Lets check group up to order 100:

gap> g:=OneSmallGroup(Size,[2..100],gptest,true);
<pc group of size 24 with 4 generators>
gap> StructureDescription(g); # only makes sense for small orders
"SL(2,3)"

and lets check:

gap> t:=CharacterTable(g);
CharacterTable( SL(2,3) )
gap> List(Irr(t),x->x[1]);
[ 1, 1, 1, 2, 2, 2, 3 ]
gap> List(Irr(t),x->test(t,x));
[ false, false, false, true, true, true, false ]

Thus the 2-dimensional representations of $SL_2(3)$ are an example of minimal order. $SL_2(5)$ is a minimal nonsolvable example (also degree 2), and $SL_3(2)$ is an exampel with character degree 3.

Solution 2:

Here's a strategy to find lots of two-dimensional examples!

Let $\rho\colon G\to \mathrm{GL}_2(\mathbb C)$ be an irreducible, two-dimensional representaiton representation and suppose that the three-dimensional representation $\mathrm{Sym}^2(\rho)$ is reducible. Then, in particular, $\mathrm{Sym}^2(\rho)$ contains a $1$-dimensional subrepresentation, $\chi$.

Claim: There exists an index two subgroup $H\le G$ and a character $\eta\colon H\to\mathbb C^\times$ such that $\rho = \mathrm{Ind}_H^G(\eta)$.

Proof: First note that $\rho \cong \rho^\vee\otimes \det\rho$. This is always true for two-dimensional representations.

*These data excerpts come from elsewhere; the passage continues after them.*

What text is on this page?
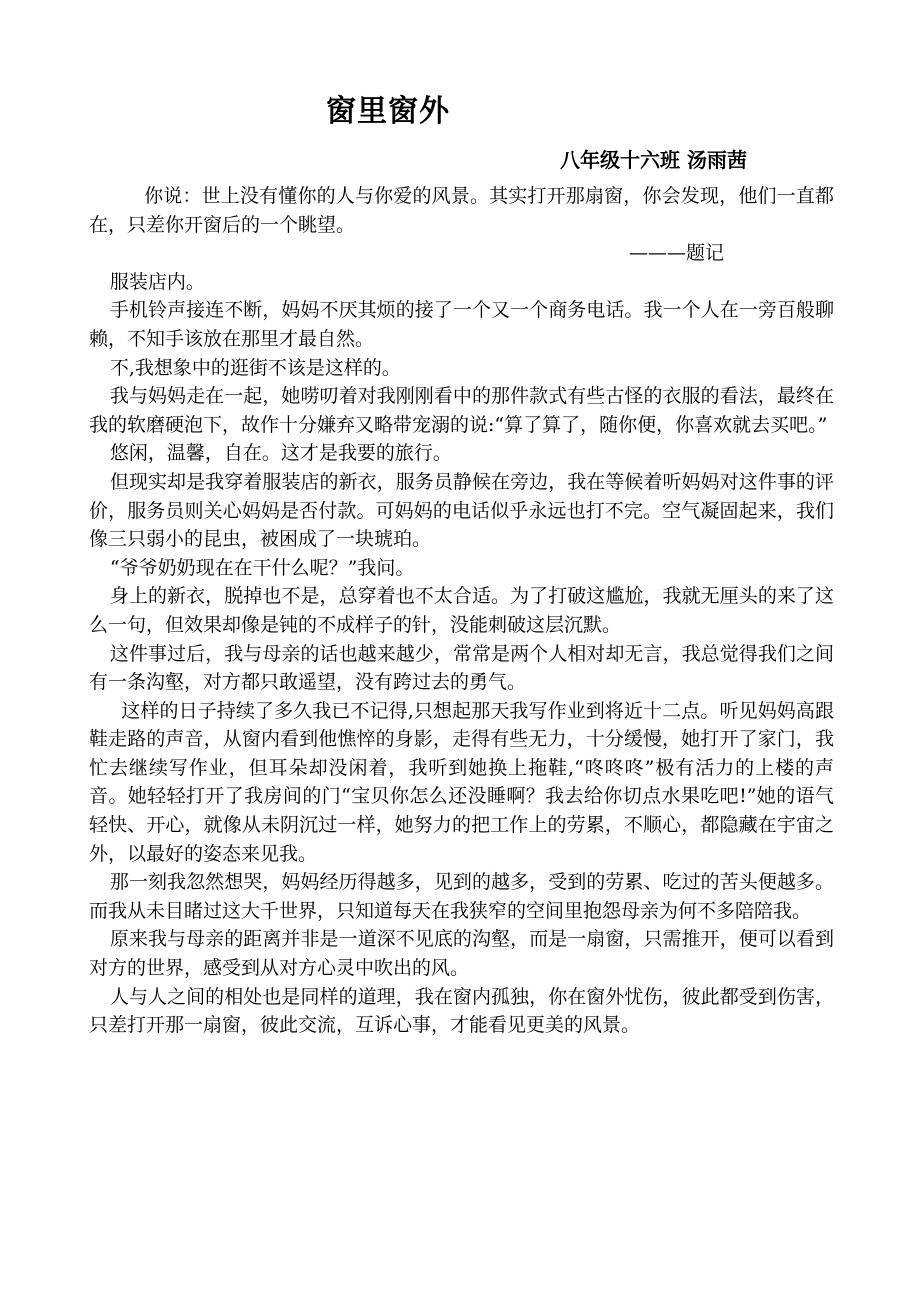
窗里窗外
八年级十六班 汤雨茜

你说：世上没有懂你的人与你爱的风景。其实打开那扇窗，你会发现，他们一直都在，只差你开窗后的一个眺望。

———题记

服装店内。

手机铃声接连不断，妈妈不厌其烦的接了一个又一个商务电话。我一个人在一旁百般聊赖，不知手该放在那里才最自然。

不,我想象中的逛街不该是这样的。

我与妈妈走在一起，她唠叨着对我刚刚看中的那件款式有些古怪的衣服的看法，最终在我的软磨硬泡下，故作十分嫌弃又略带宠溺的说:“算了算了，随你便，你喜欢就去买吧。”

悠闲，温馨，自在。这才是我要的旅行。

但现实却是我穿着服装店的新衣，服务员静候在旁边，我在等候着听妈妈对这件事的评价，服务员则关心妈妈是否付款。可妈妈的电话似乎永远也打不完。空气凝固起来，我们像三只弱小的昆虫，被困成了一块琥珀。

“爷爷奶奶现在在干什么呢？”我问。

身上的新衣，脱掉也不是，总穿着也不太合适。为了打破这尴尬，我就无厘头的来了这么一句，但效果却像是钝的不成样子的针，没能刺破这层沉默。

这件事过后，我与母亲的话也越来越少，常常是两个人相对却无言，我总觉得我们之间有一条沟壑，对方都只敢遥望，没有跨过去的勇气。

这样的日子持续了多久我已不记得,只想起那天我写作业到将近十二点。听见妈妈高跟鞋走路的声音，从窗内看到他憔悴的身影，走得有些无力，十分缓慢，她打开了家门，我忙去继续写作业，但耳朵却没闲着，我听到她换上拖鞋,“咚咚咚”极有活力的上楼的声音。她轻轻打开了我房间的门“宝贝你怎么还没睡啊？我去给你切点水果吃吧!”她的语气轻快、开心，就像从未阴沉过一样，她努力的把工作上的劳累，不顺心，都隐藏在宇宙之外，以最好的姿态来见我。

那一刻我忽然想哭，妈妈经历得越多，见到的越多，受到的劳累、吃过的苦头便越多。而我从未目睹过这大千世界，只知道每天在我狭窄的空间里抱怨母亲为何不多陪陪我。

原来我与母亲的距离并非是一道深不见底的沟壑，而是一扇窗，只需推开，便可以看到对方的世界，感受到从对方心灵中吹出的风。

人与人之间的相处也是同样的道理，我在窗内孤独，你在窗外忧伤，彼此都受到伤害，只差打开那一扇窗，彼此交流，互诉心事，才能看见更美的风景。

Hence, we have $$1=(\rho, \rho) = (\rho\otimes\rho^\vee, 1) = (\rho\otimes\rho, \det(\rho)) = (\mathrm{Sym}^2(\rho) + \det(\rho), \det(\rho)),$$ from which it follows that $(\mathrm{Sym}^2(\rho),\det(\rho)) = 0$. Thus $\det(\rho)\ne \chi$.

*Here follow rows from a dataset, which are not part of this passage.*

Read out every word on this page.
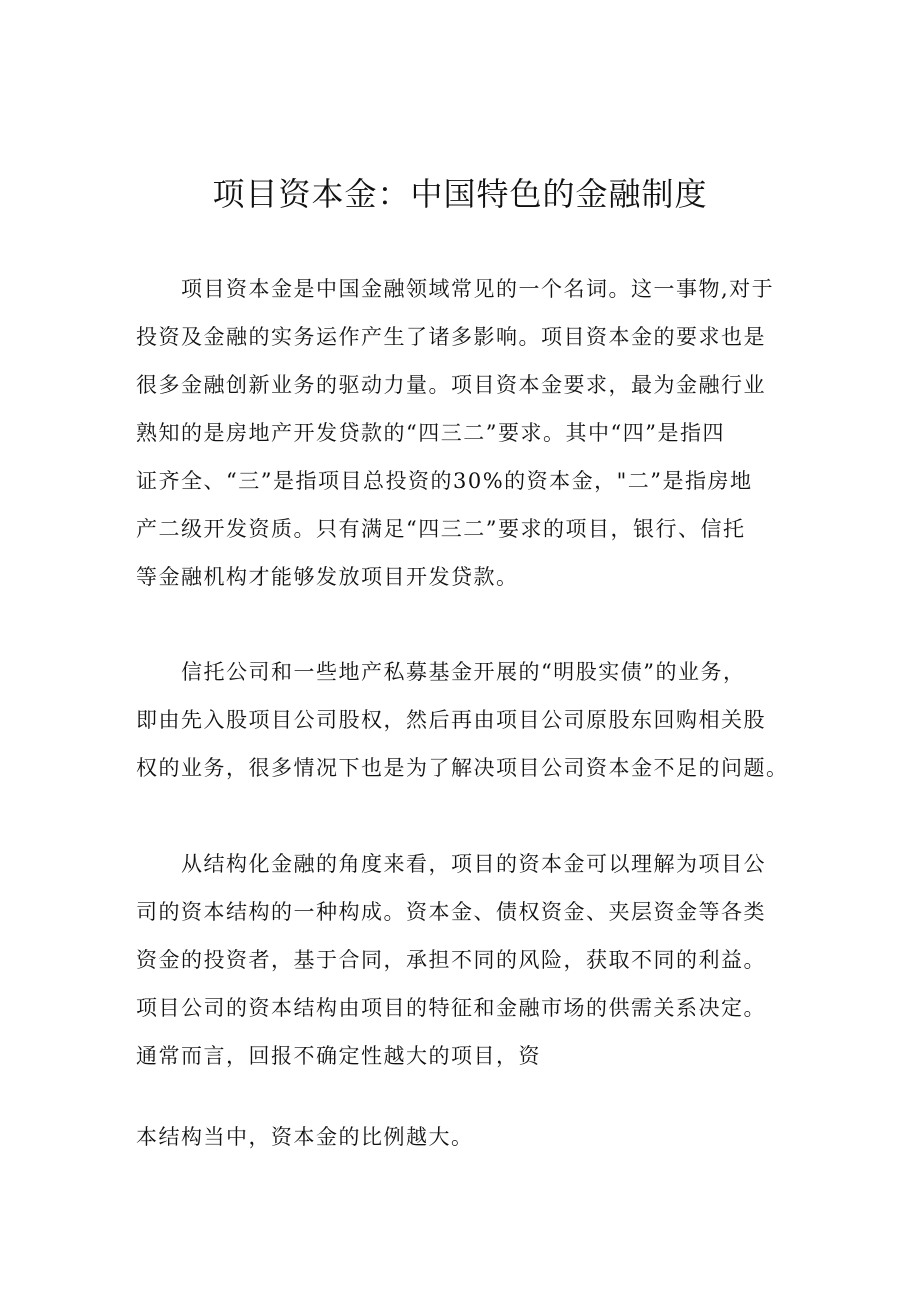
项目资本金：中国特色的金融制度

　　项目资本金是中国金融领域常见的一个名词。这一事物,对于
投资及金融的实务运作产生了诸多影响。项目资本金的要求也是
很多金融创新业务的驱动力量。项目资本金要求，最为金融行业
熟知的是房地产开发贷款的“四三二”要求。其中“四”是指四
证齐全、“三”是指项目总投资的30%的资本金，"二”是指房地
产二级开发资质。只有满足“四三二”要求的项目，银行、信托
等金融机构才能够发放项目开发贷款。

　　信托公司和一些地产私募基金开展的“明股实债”的业务，
即由先入股项目公司股权，然后再由项目公司原股东回购相关股
权的业务，很多情况下也是为了解决项目公司资本金不足的问题。

　　从结构化金融的角度来看，项目的资本金可以理解为项目公
司的资本结构的一种构成。资本金、债权资金、夹层资金等各类
资金的投资者，基于合同，承担不同的风险，获取不同的利益。
项目公司的资本结构由项目的特征和金融市场的供需关系决定。
通常而言，回报不确定性越大的项目，资

本结构当中，资本金的比例越大。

Now $$\begin{align*}(\rho, \rho\otimes\chi\det(\rho)^{-1}) &= (\rho, \rho^\vee\otimes\chi)\\&=(\rho\otimes\rho , \chi)\\&=(\mathrm{Sym}^2(\rho), \chi) = 1\end{align*}$$

Hence, $\rho\cong\rho\otimes\chi'$ for a non trivial character $\chi'$. Taking determinants, it's clear that $\chi'$ has order $2$. Hence, its kernel is a subgroup $H\le G$ of index $2$. It follows from Clifford theory that $\rho|_H$ contains a one-dimensional subrepresentation $\eta$. Finally, $$1\ge (\rho, \mathrm{Ind}_H^G\eta) = (\rho|_H, \eta) \ge 1$$ and the result follows.

So to find an example, just chose any group with a two-dimensional representation whose projective image is not dihedral. As pointed out in the other answer, the smallest example is the two-dimensional representation of $\mathrm{SL}_2(\mathbb F_3)$, whose image in $\mathrm{PGL}_2(\mathbb C)$ is $A_4$.